C'est une chose d'expérience qu'une phrase, quel que soit son
agrément, n'est point comprise à la première audition. Ce n'est
qu'après avoir été répétée plusieurs fois qu'elle se grave dans
la mémoire et qu'on en remarque toutes les qualités. Mais s'il y a
beaucoup d'idées dans un morceau, et si chacune d'elles est répétée
plusieurs fois, le morceau sera long et fera naître la fatigue.
D'ailleurs, il serait difficile de bien retenir et de bien saisir
également beaucoup de phrases différentes. Il faut donc qu'il n'y
ait pas plus d'idées dans un morceau que ses dimensions n'en peuvent
comporter sans fatiguer l'attention de l'auditoire ; d'où il suit
qu'un petit nombre de phrases bien disposées et ramenées avec
adresse composent un morceau bien fait et facile à comprendre. D'un
autre côté, si les idées principales d'une ouverture se
représentaient toujours de la même manière, l'ennui naîtrait de
cette uniformité. L'ouverture sera donc d'autant mieux faite que les
idées seront présentées successivement avec des formes plus riches
d'harmonie et d'instrumentation, de manière qu'elles se termineront
par une péroraison brillante où le compositeur fera entrer des
modulations inattendues qu'il aura réservées pour ce moment final ;
car, s'il en usait plus tôt, il finirait plus faiblement qu'il
n'aurait commencé, ce qui, en toute chose, est contraire à la
gradation des émotions.
Une fois instruit de ces choses, si l'on se
donne la peine d'en suivre les détails, on finira par s'habituer à
les distinguer promptement, et par sortir de ce vague qui traîne
l'indécision à sa suite. Il sera dès lors facile de se former une
opinion d'un morceau de ce genre.

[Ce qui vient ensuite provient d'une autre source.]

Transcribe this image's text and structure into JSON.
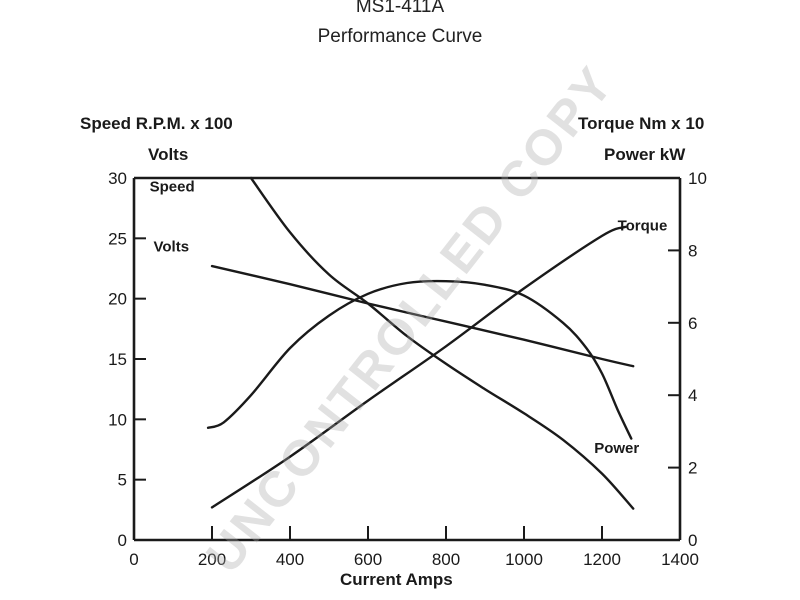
{
  "header": {
    "model": "MS1-411A",
    "subtitle": "Performance Curve"
  },
  "axes": {
    "left_title_line1": "Speed R.P.M. x 100",
    "left_title_line2": "Volts",
    "right_title_line1": "Torque Nm x 10",
    "right_title_line2": "Power kW",
    "x_title": "Current Amps"
  },
  "watermark": "UNCONTROLLED COPY",
  "chart_data": {
    "type": "line",
    "title": "MS1-411A Performance Curve",
    "xlabel": "Current Amps",
    "ylabel_left": "Speed R.P.M. x 100 / Volts",
    "ylabel_right": "Torque Nm x 10 / Power kW",
    "xlim": [
      0,
      1400
    ],
    "ylim_left": [
      0,
      30
    ],
    "ylim_right": [
      0,
      10
    ],
    "x_ticks": [
      0,
      200,
      400,
      600,
      800,
      1000,
      1200,
      1400
    ],
    "y_left_ticks": [
      0,
      5,
      10,
      15,
      20,
      25,
      30
    ],
    "y_right_ticks": [
      0,
      2,
      4,
      6,
      8,
      10
    ],
    "grid": false,
    "series": [
      {
        "name": "Speed",
        "axis": "left",
        "label_at": [
          40,
          28.9
        ],
        "x": [
          300,
          400,
          500,
          600,
          700,
          800,
          900,
          1000,
          1100,
          1200,
          1280
        ],
        "y": [
          30,
          25.5,
          22,
          19.6,
          16.9,
          14.6,
          12.5,
          10.5,
          8.3,
          5.5,
          2.6
        ]
      },
      {
        "name": "Volts",
        "axis": "left",
        "label_at": [
          50,
          23.9
        ],
        "x": [
          200,
          400,
          600,
          800,
          1000,
          1200,
          1280
        ],
        "y": [
          22.7,
          21.2,
          19.6,
          18.1,
          16.6,
          15.0,
          14.4
        ]
      },
      {
        "name": "Torque",
        "axis": "right",
        "label_at": [
          1240,
          8.55
        ],
        "x": [
          200,
          400,
          600,
          800,
          1000,
          1200,
          1260
        ],
        "y": [
          0.9,
          2.3,
          3.85,
          5.35,
          6.95,
          8.4,
          8.65
        ]
      },
      {
        "name": "Power",
        "axis": "right",
        "label_at": [
          1180,
          2.4
        ],
        "x": [
          190,
          230,
          300,
          400,
          500,
          600,
          700,
          800,
          900,
          1000,
          1100,
          1160,
          1200,
          1240,
          1275
        ],
        "y": [
          3.1,
          3.25,
          4.0,
          5.3,
          6.2,
          6.8,
          7.1,
          7.15,
          7.05,
          6.75,
          6.0,
          5.3,
          4.6,
          3.6,
          2.8
        ]
      }
    ]
  }
}
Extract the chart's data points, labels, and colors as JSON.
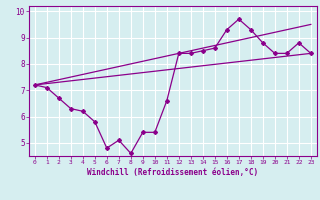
{
  "title": "",
  "xlabel": "Windchill (Refroidissement éolien,°C)",
  "ylabel": "",
  "bg_color": "#d6eef0",
  "line_color": "#8b008b",
  "grid_color": "#ffffff",
  "xlim": [
    -0.5,
    23.5
  ],
  "ylim": [
    4.5,
    10.2
  ],
  "xticks": [
    0,
    1,
    2,
    3,
    4,
    5,
    6,
    7,
    8,
    9,
    10,
    11,
    12,
    13,
    14,
    15,
    16,
    17,
    18,
    19,
    20,
    21,
    22,
    23
  ],
  "yticks": [
    5,
    6,
    7,
    8,
    9,
    10
  ],
  "series1_x": [
    0,
    1,
    2,
    3,
    4,
    5,
    6,
    7,
    8,
    9,
    10,
    11,
    12,
    13,
    14,
    15,
    16,
    17,
    18,
    19,
    20,
    21,
    22,
    23
  ],
  "series1_y": [
    7.2,
    7.1,
    6.7,
    6.3,
    6.2,
    5.8,
    4.8,
    5.1,
    4.6,
    5.4,
    5.4,
    6.6,
    8.4,
    8.4,
    8.5,
    8.6,
    9.3,
    9.7,
    9.3,
    8.8,
    8.4,
    8.4,
    8.8,
    8.4
  ],
  "series2_x": [
    0,
    23
  ],
  "series2_y": [
    7.2,
    8.4
  ],
  "series3_x": [
    0,
    23
  ],
  "series3_y": [
    7.2,
    9.5
  ]
}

Sans doute, on ne parviendra
jamais, sans être profondément musicien, à discerner dans la
rapidité de l'exécution un accord d'un autre ; à reconnaître
l'avantage qu'il y aurait eu à faire usage de telle harmonie sur tel
passage au lieu de telle autre ; à sentir l'élégance de certains
mouvements harmoniques ou les défauts de certains autres ; de
longues études peuvent seules donner la promptitude de perception
nécessaire pour porter des jugements de cette espèce ; mais on peut
augmenter ses jouissances musicales, sans arriver à ce point de
connaissances positives.
Le plaisir ou l'indifférence qu'on éprouve en écoutant un air,
un duo, un morceau d'ensemble ou un finale, ne dépendent pas
toujours des qualités de la musique ; la situation dramatique est
pour beaucoup dans l'effet que ces morceaux produisent sur nous. Cet
effet est satisfaisant ou défavorable, selon qu'il y a convenance ou
inconvenance avec l'objet de la scène. De là vient que certains
morceaux plaisent beaucoup dans un salon avec un simple
accompagnement de piano, et déplaisent au théâtre. Le mauvais
effet d'un air, d'un duo, ou de tout autre morceau, peut venir de ce
que le caractère n'est point analogue avec l'objet de la scène, ou
de ce qu'ils prolongent trop une situation languissante, ou enfin de
ce qu'une idée principale et saillante n'a pas assez de
développement. La première chose, lorsqu'on veut juger d'un morceau
scénique, est donc de faire la part du mérite dramatique, et celle
de la musique proprement dite. Il est vrai que cette musique, si
bonne qu'elle puisse être, ne l'est qu'autant qu'elle est convenable
pour la place qu'elle occupe ; mais cela ne conclut rien pour ou
contre le mérite du compositeur ; car il est des musiciens de génie
qui ne sont point nés pour écrire de la musique scénique,
quoiqu'ils soient capables de produire de belles choses d'un autre
genre ; tandis qu'il en est d'autres dont les idées sont communes,
quoiqu'ils aient le sentiment des convenances de la scène. Cette
distinction est une des plus difficiles à faire ; car il faut, pour
y parvenir, résister à des impressions puissantes par lesquelles on
est dominé ; il ne faut même pas se persuader qu'elle soit possible
à une première audition. Les musiciens de profession, les plus
expérimentés même, sont rarement capables d'un pareil effort. Cela
fait voir qu'il faut nous défier des jugements précipités que
l'amour propre nous porte souvent à faire.
Dès qu'on est parvenu à
distinguer ce qui concerne le mérite scénique de celui de la
musique en elle-même, il faut procéder avec ordre à l'examen de
celle-ci. Parmi ses qualités, une des plus importantes doit être la
variété ; il faut donc considérer d'abord si elle s'y trouve. La
variété, comme la monotonie, peut exister de beaucoup de manières.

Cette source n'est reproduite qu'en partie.